L’ablation d’un organe sain par le chirurgien cause un préjudice autonome.


  • L’indemnisation du préjudice moral résultant de l’ablation inutile d’un organe sain.

    L’article L. 1142-1 du code de la santé publique pose le principe de la responsabilité pour faute des médecins.

    Le droit français est également régi par le principe dit de réparation intégrale du préjudice. Ce principe a une conséquence simple : lorsqu’une personne est responsable d’un dommage, elle doit l’indemniser dans toutes ses dimensions afin de compenser avec le plus de précision possible l’atteinte illégitime subie par la victime.

    Le droit de la réparation est soumis à une tension permanente :

    D’un côté, il est indispensable, pour permettre une indemnisation juste et prévisible des préjudices de chacun, de catégoriser les différents préjudices selon des postes identifiés et dont la définition est connue tant des experts que des parties et des juges.

    De l’autre, il est important, pour ne pas amputer la réalité du dommage subi par les victimes, de savoir, lorsque cela est nécessaire, identifier des postes de préjudice qui sortent des catégories les plus communément admises, et de proposer une indemnisation adaptée aux cas individuels.

    Les victimes, et leurs conseils se doivent par conséquent de savoir innover lorsque cela est nécessaire, et de convaincre les juges du bien-fondé de leurs demandes de réparation exceptionnelles.

    Un récent arrêt de la Cour de Cassation est un bon exemple d’une telle situation.

    Les faits et la procédure :

    Dans le cas dont il est question ici, la victime avait fait appel à un chirurgien orthopédiste pour l’opérer après une subluxation rotulienne.

    Au cours de l’opération, le chirurgien décida de réaliser une exérèse de la bourse prérotulienne de son patient. Un geste qui, non content d’être inutile, généra des complications post-opératoires.

    Assignant le médecin devant le juge judiciaire, la victime demanda à être indemnisé d’un préjudice autonome, né de l’ablation fautive d’un corps sain par le chirurgien.

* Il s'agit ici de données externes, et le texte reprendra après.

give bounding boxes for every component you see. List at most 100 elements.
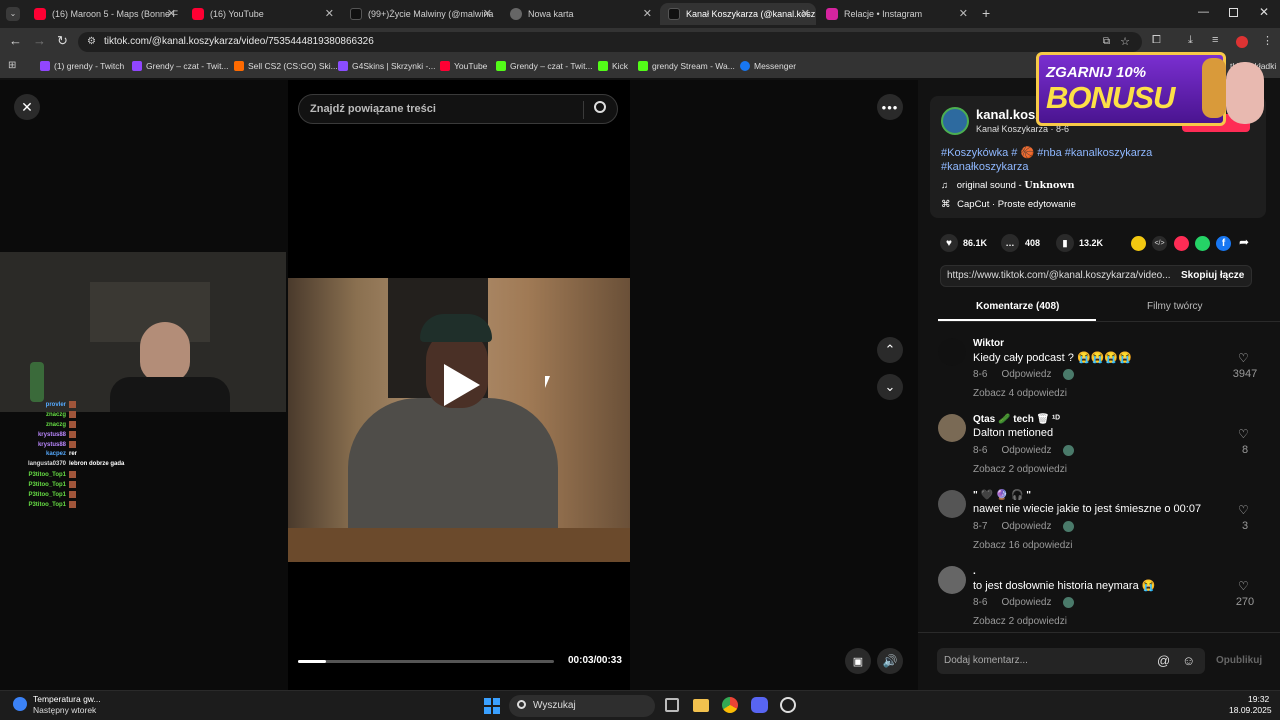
view-replies-button[interactable]: Zobacz 16 odpowiedzi: [973, 540, 1073, 551]
bookmark-item[interactable]: Kick: [598, 61, 628, 71]
taskbar-search[interactable]: Wyszukaj: [509, 695, 655, 717]
tabs-menu-icon[interactable]: ≡: [1212, 34, 1218, 46]
embed-icon[interactable]: </>: [1152, 236, 1167, 251]
comment-author[interactable]: Qtas 🥒 tech 🗑 ¹ᴰ: [973, 414, 1060, 425]
like-button[interactable]: ♥ 86.1K: [940, 234, 987, 252]
view-replies-button[interactable]: Zobacz 2 odpowiedzi: [973, 616, 1067, 627]
new-tab-button[interactable]: +: [982, 5, 990, 21]
close-icon[interactable]: ✕: [959, 7, 968, 20]
tab-list-icon[interactable]: ⌄: [6, 7, 20, 21]
mention-icon[interactable]: @: [1157, 653, 1170, 668]
comment-avatar[interactable]: [938, 490, 966, 518]
comment-like-icon[interactable]: ♡: [1238, 503, 1249, 517]
comment-avatar[interactable]: [938, 414, 966, 442]
close-icon[interactable]: ✕: [801, 7, 810, 20]
task-view-icon[interactable]: [665, 698, 679, 712]
send-icon[interactable]: [1174, 236, 1189, 251]
comment-like-icon[interactable]: ♡: [1238, 351, 1249, 365]
close-icon[interactable]: ✕: [643, 7, 652, 20]
scroll-up-button[interactable]: ⌃: [877, 337, 903, 363]
reply-button[interactable]: Odpowiedz: [1001, 369, 1051, 380]
comment-author[interactable]: " 🖤 🔮 🎧 ": [973, 490, 1031, 501]
tab-comments[interactable]: Komentarze (408): [976, 301, 1059, 312]
bookmark-item[interactable]: Grendy – czat - Twit...: [496, 61, 593, 71]
save-button[interactable]: ▮ 13.2K: [1056, 234, 1103, 252]
tab-maroon5[interactable]: (16) Maroon 5 - Maps (Bonne F ✕: [26, 3, 182, 25]
capcut-row[interactable]: ⌘ CapCut · Proste edytowanie: [941, 199, 1076, 210]
reply-button[interactable]: Odpowiedz: [1001, 597, 1051, 608]
close-icon[interactable]: ✕: [167, 7, 176, 20]
bookmark-item[interactable]: (1) grendy - Twitch: [40, 61, 124, 71]
video-frame[interactable]: [288, 278, 630, 562]
share-repost-icon[interactable]: [1131, 236, 1146, 251]
play-icon[interactable]: [444, 364, 480, 406]
close-icon[interactable]: ✕: [483, 7, 492, 20]
tab-youtube[interactable]: (16) YouTube ✕: [184, 3, 340, 25]
download-icon[interactable]: ⤓: [1188, 34, 1193, 47]
bookmark-item[interactable]: Grendy – czat - Twit...: [132, 61, 229, 71]
address-bar[interactable]: ⚙ tiktok.com/@kanal.koszykarza/video/753…: [78, 32, 1142, 52]
apps-icon[interactable]: ⊞: [8, 60, 16, 71]
weather-title[interactable]: Temperatura gw...: [33, 694, 101, 704]
start-icon[interactable]: [484, 698, 500, 714]
reply-button[interactable]: Odpowiedz: [1001, 445, 1051, 456]
file-explorer-icon[interactable]: [693, 699, 709, 712]
tab-malwina[interactable]: (99+)Życie Malwiny (@malwina ✕: [342, 3, 498, 25]
clock-time[interactable]: 19:32: [1248, 694, 1269, 704]
comment-like-icon[interactable]: ♡: [1238, 427, 1249, 441]
related-search-bar[interactable]: Znajdź powiązane treści: [298, 94, 618, 124]
back-icon[interactable]: ←: [9, 33, 22, 48]
maximize-button[interactable]: [1229, 8, 1238, 17]
progress-track[interactable]: [298, 660, 554, 663]
facebook-icon[interactable]: f: [1216, 236, 1231, 251]
volume-button[interactable]: 🔊: [877, 648, 903, 674]
scroll-down-button[interactable]: ⌄: [877, 374, 903, 400]
minimize-button[interactable]: —: [1198, 6, 1209, 18]
forward-icon[interactable]: →: [33, 33, 46, 48]
comment-author[interactable]: .: [973, 566, 976, 577]
bookmark-item[interactable]: YouTube: [440, 61, 487, 71]
extensions-icon[interactable]: ⧠: [1152, 34, 1161, 47]
miniplayer-button[interactable]: ▣: [845, 648, 871, 674]
app-icon[interactable]: [780, 697, 796, 713]
search-icon[interactable]: [594, 101, 606, 113]
post-button[interactable]: Opublikuj: [1216, 655, 1262, 666]
discord-icon[interactable]: [751, 697, 768, 713]
comment-author[interactable]: Wiktor: [973, 338, 1004, 349]
view-replies-button[interactable]: Zobacz 4 odpowiedzi: [973, 388, 1067, 399]
bookmark-item[interactable]: Sell CS2 (CS:GO) Ski...: [234, 61, 338, 71]
close-icon[interactable]: ✕: [325, 7, 334, 20]
whatsapp-icon[interactable]: [1195, 236, 1210, 251]
bookmark-item[interactable]: grendy Stream - Wa...: [638, 61, 735, 71]
comment-input[interactable]: Dodaj komentarz... @ ☺: [937, 648, 1205, 674]
weather-icon[interactable]: [13, 697, 27, 711]
bookmark-item[interactable]: G4Skins | Skrzynki -...: [338, 61, 435, 71]
creator-avatar[interactable]: [941, 107, 969, 135]
reply-button[interactable]: Odpowiedz: [1001, 521, 1051, 532]
close-window-button[interactable]: ✕: [1259, 5, 1269, 19]
reload-icon[interactable]: ↻: [57, 33, 68, 49]
profile-avatar[interactable]: [1236, 36, 1248, 48]
tab-kanal-koszykarza[interactable]: Kanał Koszykarza (@kanal.kosz ✕: [660, 3, 816, 25]
emoji-icon[interactable]: ☺: [1182, 653, 1195, 668]
bookmark-item[interactable]: Messenger: [740, 61, 796, 71]
link-box[interactable]: https://www.tiktok.com/@kanal.koszykarza…: [940, 265, 1252, 287]
copy-link-button[interactable]: Skopiuj łącze: [1181, 270, 1244, 281]
tab-instagram[interactable]: Relacje • Instagram ✕: [818, 3, 974, 25]
view-replies-button[interactable]: Zobacz 2 odpowiedzi: [973, 464, 1067, 475]
site-info-icon[interactable]: ⚙: [87, 32, 96, 52]
menu-icon[interactable]: ⋮: [1262, 34, 1273, 47]
share-arrow-icon[interactable]: ➦: [1239, 235, 1249, 249]
clock-date[interactable]: 18.09.2025: [1229, 705, 1272, 715]
search-input[interactable]: Znajdź powiązane treści: [310, 103, 436, 115]
comment-like-icon[interactable]: ♡: [1238, 579, 1249, 593]
comment-avatar[interactable]: [938, 566, 966, 594]
hashtags[interactable]: #Koszykówka # 🏀 #nba #kanalkoszykarza #k…: [941, 146, 1152, 174]
close-video-button[interactable]: ✕: [14, 94, 40, 120]
comment-avatar[interactable]: [938, 338, 966, 366]
tab-new[interactable]: Nowa karta ✕: [502, 3, 658, 25]
promo-banner[interactable]: ZGARNIJ 10% BONUSU: [1032, 48, 1264, 130]
more-options-button[interactable]: •••: [877, 94, 903, 120]
tab-creator-videos[interactable]: Filmy twórcy: [1147, 301, 1203, 312]
chrome-icon[interactable]: [722, 697, 738, 713]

    La Cour d’Appel de Paris, par un arrêt du 16 décembre 2021, suivit le raisonnement de la victime et indemnisa cette dernière d’un préjudice autonome non circonscrit dans les catégories de préjudices communes (listés dans la nomenclature Dintilhac).

    L’assureur du médecin se pourvut en Cassation, affirmant que ce poste de préjudice était redondant des préjudices de souffrances endurées et de déficit fonctionnel permanent.

    La Cour de Cassation devait donc répondre à la question suivante :

    L’ablation inutile et fautive d’un corps sain par un médecin génère-t-elle un préjudice autonome ?

    La réponse de la Cour de cassation :

    Par un arrêt du 6 décembre 2023 (n°22-20.786), la Première chambre civile de la Cour de cassation répond à la positive, alignant sa position sur celle de la Cour d’Appel, en adoptant la motivation suivante :

    « 5. La cour d'appel a retenu que l'exérèse de la bourse prérotulienne était inutile et constitutive d'une faute du chirurgien et que M. [Z] avait subi un préjudice moral découlant de l'ablation d'un organe sain.

    6. Dès lors que les sommes allouées au titre du déficit fonctionnel permanent et des souffrances n'incluaient pas ce préjudice, dont elle avait constaté l'existence, elle a pu l'indemniser distinctement et n'a pas méconnu le principe d'une réparation intégrale sans pertes ni profit pour la victime.

    7. Le moyen n'est donc pas fondé. »

    En reconnaissant l’indépendance de ce préjudice, la Cour de Cassation prend une position favorable aux victimes de fautes médicales.

    La Cour reconnaît en effet que la perte d’un organe sain, causée par la faute du médecin, cause un préjudice moral à une victime allant au-delà de la seule souffrance causée le manque, et des seules pertes de facultés physiques qui en découlent.

    Cette reconnaissance d’un préjudice exceptionnel est logique, compte tenu de la nature exceptionnelle de la faute du médecin qui ôte un organe inutilement à son patient.

    Il est évident que le fait d’avoir été victime d’une erreur d’une telle ampleur, et d’avoir subi l’ablation chirurgicale d’un organe parfaitement fonctionnel, est un fait de nature à générer un préjudice moral dépassant les catégories classiques de préjudices, et devant être indemnisé en tant que tel.